At Paris, the victors simply shut out the vanquished. There were no face-to-face negotiations. The German signature on the Treaty of Versailles was then extorted by force in late June, with threats to resume the invasion and maintain a total blockade – including food.
The political impact in Germany was catastrophic: democracy was linked in the German mind with national humiliation, and the accusation took wing that the Weimar politicians, the ‘November criminals’, had allowed a disarmed Germany to be exploited. Thus, the victors’ peace discredited the German democrats and gave mouth-to-mouth resuscitation to the militarists.
And Hughes’s role at Paris? He boasted of the separate representation he won for Australia at the peace conference.
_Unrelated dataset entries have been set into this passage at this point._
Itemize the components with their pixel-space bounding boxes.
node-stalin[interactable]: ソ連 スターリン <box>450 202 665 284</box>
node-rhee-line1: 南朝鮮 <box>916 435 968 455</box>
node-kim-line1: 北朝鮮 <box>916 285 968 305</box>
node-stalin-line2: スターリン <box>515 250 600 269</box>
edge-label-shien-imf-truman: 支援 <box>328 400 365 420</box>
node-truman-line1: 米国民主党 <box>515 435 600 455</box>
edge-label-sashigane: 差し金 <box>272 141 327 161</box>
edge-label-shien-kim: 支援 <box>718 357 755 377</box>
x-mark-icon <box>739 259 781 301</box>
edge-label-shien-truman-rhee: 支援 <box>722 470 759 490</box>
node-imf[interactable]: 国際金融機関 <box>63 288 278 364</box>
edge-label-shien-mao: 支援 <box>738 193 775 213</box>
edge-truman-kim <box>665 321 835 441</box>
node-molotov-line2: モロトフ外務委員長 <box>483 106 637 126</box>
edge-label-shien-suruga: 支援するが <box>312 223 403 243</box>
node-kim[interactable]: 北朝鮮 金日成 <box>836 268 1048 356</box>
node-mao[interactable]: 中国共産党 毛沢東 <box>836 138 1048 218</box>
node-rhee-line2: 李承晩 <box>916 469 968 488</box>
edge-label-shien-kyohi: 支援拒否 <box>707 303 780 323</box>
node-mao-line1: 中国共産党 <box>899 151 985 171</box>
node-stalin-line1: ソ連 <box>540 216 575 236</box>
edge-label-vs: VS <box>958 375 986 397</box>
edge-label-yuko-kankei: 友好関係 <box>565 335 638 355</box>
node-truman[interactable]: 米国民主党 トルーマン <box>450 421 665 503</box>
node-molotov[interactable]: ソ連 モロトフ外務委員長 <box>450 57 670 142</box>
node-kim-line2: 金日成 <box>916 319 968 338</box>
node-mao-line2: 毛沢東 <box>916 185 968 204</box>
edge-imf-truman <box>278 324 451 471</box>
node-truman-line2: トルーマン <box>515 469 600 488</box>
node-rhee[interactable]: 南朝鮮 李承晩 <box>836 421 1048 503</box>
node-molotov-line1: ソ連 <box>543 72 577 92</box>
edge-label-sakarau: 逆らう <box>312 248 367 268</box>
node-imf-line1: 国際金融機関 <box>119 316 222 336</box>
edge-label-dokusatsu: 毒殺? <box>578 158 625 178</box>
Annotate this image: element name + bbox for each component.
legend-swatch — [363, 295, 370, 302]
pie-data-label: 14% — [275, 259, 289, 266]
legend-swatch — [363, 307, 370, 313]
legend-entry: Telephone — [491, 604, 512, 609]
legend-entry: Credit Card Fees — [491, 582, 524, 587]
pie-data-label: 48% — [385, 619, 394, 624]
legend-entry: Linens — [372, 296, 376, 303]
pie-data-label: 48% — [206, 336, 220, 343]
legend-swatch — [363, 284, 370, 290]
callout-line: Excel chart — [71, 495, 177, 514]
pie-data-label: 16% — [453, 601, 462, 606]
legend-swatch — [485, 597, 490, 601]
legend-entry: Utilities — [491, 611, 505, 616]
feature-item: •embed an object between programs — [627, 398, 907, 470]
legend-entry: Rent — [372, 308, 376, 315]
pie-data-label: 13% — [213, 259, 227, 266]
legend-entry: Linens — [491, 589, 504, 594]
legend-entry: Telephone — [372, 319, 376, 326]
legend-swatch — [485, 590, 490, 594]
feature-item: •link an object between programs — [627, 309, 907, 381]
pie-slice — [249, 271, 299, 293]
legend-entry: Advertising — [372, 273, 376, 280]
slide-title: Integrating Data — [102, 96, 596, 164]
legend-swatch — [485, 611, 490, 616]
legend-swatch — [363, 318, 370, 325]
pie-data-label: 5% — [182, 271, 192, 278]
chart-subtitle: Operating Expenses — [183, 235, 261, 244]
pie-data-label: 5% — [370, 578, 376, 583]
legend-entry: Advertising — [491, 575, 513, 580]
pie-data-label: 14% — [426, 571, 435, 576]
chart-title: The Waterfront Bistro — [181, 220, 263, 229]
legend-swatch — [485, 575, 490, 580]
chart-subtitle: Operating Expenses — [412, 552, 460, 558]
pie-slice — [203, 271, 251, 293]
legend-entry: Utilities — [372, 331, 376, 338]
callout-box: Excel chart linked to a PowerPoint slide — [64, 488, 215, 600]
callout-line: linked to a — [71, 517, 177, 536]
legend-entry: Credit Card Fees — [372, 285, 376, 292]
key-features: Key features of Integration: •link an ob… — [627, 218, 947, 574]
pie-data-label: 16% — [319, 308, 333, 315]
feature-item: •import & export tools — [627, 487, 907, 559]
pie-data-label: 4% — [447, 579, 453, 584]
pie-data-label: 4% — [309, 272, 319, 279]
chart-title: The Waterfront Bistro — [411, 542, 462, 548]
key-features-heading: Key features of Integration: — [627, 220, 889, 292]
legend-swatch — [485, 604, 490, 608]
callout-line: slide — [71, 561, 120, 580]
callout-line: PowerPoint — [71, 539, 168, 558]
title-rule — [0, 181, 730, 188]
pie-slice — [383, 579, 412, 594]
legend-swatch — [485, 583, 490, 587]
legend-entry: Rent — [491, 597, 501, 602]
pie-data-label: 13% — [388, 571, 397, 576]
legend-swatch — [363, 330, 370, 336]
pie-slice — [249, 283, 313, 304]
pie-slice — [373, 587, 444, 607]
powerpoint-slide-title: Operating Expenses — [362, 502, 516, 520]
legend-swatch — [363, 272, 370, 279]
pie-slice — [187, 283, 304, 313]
But the British mandarins knew it was all ‘eyewash’ – a mere gesture. Indeed, no credible, lasting independent status for Australia was achieved at Paris. In the end, the war boosted empire loyalism in Australia, and hobbled the spirit of independent nationalism. Emblematic was the refusal of Australian conservatives to ratify the Statute of Westminster (1931). Not until after the fall of Singapore did the Statute of Westminster Adoption Act (1942) pass the parliament, and Australia gained some independence in foreign policy.
Hughes also peddled the myth that he had defied President Wilson in Paris in order to make Australia safe from Japan. Supposedly, sniffing the air and sensing the Japanese peril, he had resisted Japan keeping her captured territories in the Pacific. In fact, back in April 1916, and again in February 1917, Hughes’s government had acquiesced in British diplomatic deals giving Japan all the captured German colonies north of the equator.
Hughes famously clashed with Wilson at Paris at the Council of Ten on 30 January 1919. When Wilson asked Hughes if he was prepared to defy the civilised world on mandates, Hughes reportedly replied, ‘That’s about the size of it, Mr President.’ This retort, which is not in the minutes, still gladdens some nationalist hearts. But the incident is misunderstood. Hughes had fought for outright annexation in the Pacific – and lost. When he clashed with Wilson, he had just accepted the principle of League of Nation’s mandates. Hughes got a compromise: weak ‘C class’ mandates, masking annexation.
But these weak mandates gained greater manoeuvre for Japan north of the equator as well as for Australia south of the equator. Wilson’s original vision – international control through robust mandates, under a strong League of Nations capable of enforcing demilitarisation – would have given Australia, and the USA, greater security from Japan into the future.
Hughes’s advisers were appalled by his self-advertising stunts. Fred Eggleston denounced Hughes’s ‘swelling up with pseudo importance.’ ‘He is the leader of the most extreme chauvinist groups singing songs of hate against the Germans all day long,’ wrote Eggleston. Latham was deeply bothered by the victors’ ‘breach of faith’ with Germany. He declared Hughes’s aims and methods ‘objectionable.’ Harold Temperley, the official British historian of the peace, wrote confidentially in 1920 that ‘Mr Hughes did more harm than anyone else at the Peace conference.’
Importantly, the peacemaking at Paris was also a disaster for the West in relation to the colonial world. The peace discredited Western liberalism. ‘Self-determination’ was exposed as a sham. The world remained divided into masters and servants. Emissaries to Paris, such as Ho Chi Minh from French Indo-China, were ignored. Decolonisation was delayed for decades. Thus, the great anti-colonial nationalist movements of the twentieth century turned in many cases to international communism. The trouble heaped up for the future was incalculable.
In the end, at Paris in 1919, the dark thoughts triumphed; the fine phrases were all betrayed; and the lost opportunities were truly fateful. One hundred years after ‘Peace Day’, the contest between rational internationalists and the populist nationalist demagogues is with us still.
Douglas Newton is a retired academic and historian. The above is based on his book, British Policy and the Weimar Republic, 1918-1919 (Oxford: Clarendon, 1997).